The Maison Feuillette has a simple, sober massing, typical of working-class housing in the Centre region between the wars. The rectangular floor plan, the gable roof covered with flat tiles, the facade plastered with smooth plaster: at first glance, nothing distinguishes this house from an ordinary building of the same period. But that's precisely where its strength lies: behind a perfectly ordinary appearance lies a revolutionary structure. The walls, around 55 to 60 centimetres thick, are made of wheat straw bales stacked flat and covered with a plaster coating applied directly to the straw. This thickness gives the walls exceptional thermal inertia - the house stays cool in summer and warm in winter - and remarkable natural sound insulation. The windows and doors are framed with period wooden joinery, sober and functional.
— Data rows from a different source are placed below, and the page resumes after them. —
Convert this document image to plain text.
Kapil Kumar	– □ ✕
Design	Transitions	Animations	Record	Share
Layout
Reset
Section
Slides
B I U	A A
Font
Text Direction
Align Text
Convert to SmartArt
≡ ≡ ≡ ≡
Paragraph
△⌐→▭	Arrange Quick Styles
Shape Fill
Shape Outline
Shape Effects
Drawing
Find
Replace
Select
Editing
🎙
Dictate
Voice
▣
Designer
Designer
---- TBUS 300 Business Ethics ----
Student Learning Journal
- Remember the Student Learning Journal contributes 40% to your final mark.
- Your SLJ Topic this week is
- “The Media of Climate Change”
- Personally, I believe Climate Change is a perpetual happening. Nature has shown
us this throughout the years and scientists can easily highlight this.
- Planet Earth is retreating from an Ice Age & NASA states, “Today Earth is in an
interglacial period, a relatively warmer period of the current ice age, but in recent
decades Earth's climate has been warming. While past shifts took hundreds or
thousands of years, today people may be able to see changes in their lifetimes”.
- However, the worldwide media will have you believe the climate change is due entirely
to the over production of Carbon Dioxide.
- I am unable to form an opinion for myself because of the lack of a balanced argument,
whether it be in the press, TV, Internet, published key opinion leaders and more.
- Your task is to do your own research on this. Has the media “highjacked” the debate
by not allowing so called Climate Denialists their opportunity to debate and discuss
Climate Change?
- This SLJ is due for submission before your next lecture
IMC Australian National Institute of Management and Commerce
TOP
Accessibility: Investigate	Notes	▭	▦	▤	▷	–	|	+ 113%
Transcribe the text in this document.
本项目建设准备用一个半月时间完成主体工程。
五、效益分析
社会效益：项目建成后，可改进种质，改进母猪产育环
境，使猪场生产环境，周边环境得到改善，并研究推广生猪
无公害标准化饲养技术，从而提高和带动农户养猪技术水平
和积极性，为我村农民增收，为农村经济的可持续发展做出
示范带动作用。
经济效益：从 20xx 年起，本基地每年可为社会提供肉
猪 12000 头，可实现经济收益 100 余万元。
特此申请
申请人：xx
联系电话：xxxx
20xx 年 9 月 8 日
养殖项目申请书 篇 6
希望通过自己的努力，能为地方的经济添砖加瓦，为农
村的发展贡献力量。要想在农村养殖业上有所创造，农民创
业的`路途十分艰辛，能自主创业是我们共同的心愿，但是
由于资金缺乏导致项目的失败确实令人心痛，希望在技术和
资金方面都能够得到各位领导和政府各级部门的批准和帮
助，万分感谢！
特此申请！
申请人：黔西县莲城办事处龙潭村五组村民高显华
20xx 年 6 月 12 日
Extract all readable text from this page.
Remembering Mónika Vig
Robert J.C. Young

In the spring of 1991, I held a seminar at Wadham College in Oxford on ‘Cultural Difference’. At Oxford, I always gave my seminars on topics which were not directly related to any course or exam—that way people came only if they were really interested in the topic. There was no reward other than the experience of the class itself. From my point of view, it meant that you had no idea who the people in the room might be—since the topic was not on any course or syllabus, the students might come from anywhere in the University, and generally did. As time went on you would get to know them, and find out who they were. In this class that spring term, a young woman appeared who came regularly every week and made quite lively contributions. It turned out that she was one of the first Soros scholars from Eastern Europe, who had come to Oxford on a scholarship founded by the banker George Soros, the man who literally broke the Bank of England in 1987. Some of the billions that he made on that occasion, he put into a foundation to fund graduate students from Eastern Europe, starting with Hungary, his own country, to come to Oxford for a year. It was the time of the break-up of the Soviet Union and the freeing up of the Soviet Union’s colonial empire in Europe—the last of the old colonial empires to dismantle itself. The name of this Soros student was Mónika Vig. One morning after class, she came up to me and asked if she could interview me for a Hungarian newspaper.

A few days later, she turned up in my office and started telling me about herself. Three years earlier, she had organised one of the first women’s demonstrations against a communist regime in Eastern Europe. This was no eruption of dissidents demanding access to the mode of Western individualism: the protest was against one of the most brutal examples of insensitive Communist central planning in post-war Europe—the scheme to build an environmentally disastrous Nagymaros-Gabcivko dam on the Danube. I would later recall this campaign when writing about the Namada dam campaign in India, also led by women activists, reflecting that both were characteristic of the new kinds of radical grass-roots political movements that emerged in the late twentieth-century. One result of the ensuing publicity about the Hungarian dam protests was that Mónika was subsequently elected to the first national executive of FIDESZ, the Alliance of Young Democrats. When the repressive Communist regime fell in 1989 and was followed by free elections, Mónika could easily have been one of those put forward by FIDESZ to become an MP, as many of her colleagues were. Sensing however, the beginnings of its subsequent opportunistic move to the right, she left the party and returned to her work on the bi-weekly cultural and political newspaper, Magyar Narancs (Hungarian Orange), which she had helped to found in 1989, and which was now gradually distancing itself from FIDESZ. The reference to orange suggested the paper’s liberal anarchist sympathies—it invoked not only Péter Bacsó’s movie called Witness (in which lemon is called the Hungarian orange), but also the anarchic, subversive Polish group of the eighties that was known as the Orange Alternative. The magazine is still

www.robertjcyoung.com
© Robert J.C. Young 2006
The outbuildings that complete the ensemble follow the same constructive and material logic, forming a coherent corpus that provides an understanding of the organisation of rural working-class housing at the beginning of the 20th century. The site as a whole is an exceptional architectural document on the alternative building practices of the period, and remains a prime object of study for researchers, engineers and architects specialising in eco-construction.
Maison Feuillette et ses dépendances is located in Montargis, Loiret department, Centre-Val de Loire region, France.
Maison Feuillette et ses dépendances dates back to a period built in the modern era (19th-20th century).
Maison Feuillette et ses dépendances is currently closed to visitors.